When you start a new job, you probably realize the first three months are critical to your long-term success. Everybody’s eye is on the "newbie" as you learn the ropes. "Does anybody want to go to lunch?" is the wrong thing to say in a run-during-lunch or never-leave-the-desk culture.
You may begin your job by reading a stack of manuals. Or you may dive right in to fix a crisis or install a much-needed system.
Your first step…
Logical first steps, right? Wrong! Your very first step should be to set up a meeting with your boss to find out what will count in your new job.
What You Need to Know
• what does your boss expect: outcomes, budget, and dates. Be as specific as possible.

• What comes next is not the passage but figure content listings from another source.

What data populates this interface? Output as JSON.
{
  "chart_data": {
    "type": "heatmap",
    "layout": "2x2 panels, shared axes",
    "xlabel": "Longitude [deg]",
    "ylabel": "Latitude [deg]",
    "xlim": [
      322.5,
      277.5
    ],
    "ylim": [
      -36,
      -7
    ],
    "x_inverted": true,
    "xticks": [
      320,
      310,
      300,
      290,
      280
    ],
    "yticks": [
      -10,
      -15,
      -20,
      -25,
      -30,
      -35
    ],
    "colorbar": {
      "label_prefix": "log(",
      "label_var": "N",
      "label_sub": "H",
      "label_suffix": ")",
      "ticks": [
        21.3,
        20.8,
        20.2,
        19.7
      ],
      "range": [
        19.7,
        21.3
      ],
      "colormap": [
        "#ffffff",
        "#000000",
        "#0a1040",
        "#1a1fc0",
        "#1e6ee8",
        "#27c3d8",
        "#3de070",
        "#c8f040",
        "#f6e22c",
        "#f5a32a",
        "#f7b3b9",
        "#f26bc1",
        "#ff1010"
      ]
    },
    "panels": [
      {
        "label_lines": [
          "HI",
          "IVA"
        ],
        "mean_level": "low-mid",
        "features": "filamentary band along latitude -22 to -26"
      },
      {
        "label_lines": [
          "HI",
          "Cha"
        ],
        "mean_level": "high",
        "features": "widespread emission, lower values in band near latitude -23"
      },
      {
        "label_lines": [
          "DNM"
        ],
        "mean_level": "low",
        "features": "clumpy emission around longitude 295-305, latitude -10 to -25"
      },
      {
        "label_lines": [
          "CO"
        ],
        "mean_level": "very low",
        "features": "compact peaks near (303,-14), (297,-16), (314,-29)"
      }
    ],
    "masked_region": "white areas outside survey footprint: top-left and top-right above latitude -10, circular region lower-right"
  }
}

o If you’re designing a training program, by what date will you have brochures? Attendees?
o Will participant evaluations of the program influence your own evaluation?
• What is the next step in your career path?
o How can you prepare yourself for promotion?
• Does your company evaluate by numbers, e.g., 5 is outstanding and 3 is average?
o If so, what would you need to demonstrate for a top score?
• Is your boss expected to "curve the grades?"
o If the boss is limited to three "outstanding" ratings out of ten people, learn whether the top scores have traditionally been awarded to the same people each year.
• Try to learn how your boss will be evaluated. You may not be able to ask directly but you can expect to be rewarded for helping your boss score points.
Begin keeping a record of your activities and accomplishments. Write entries every week, if not every day. Save evidence of accomplishments so you can be ready to document your performance.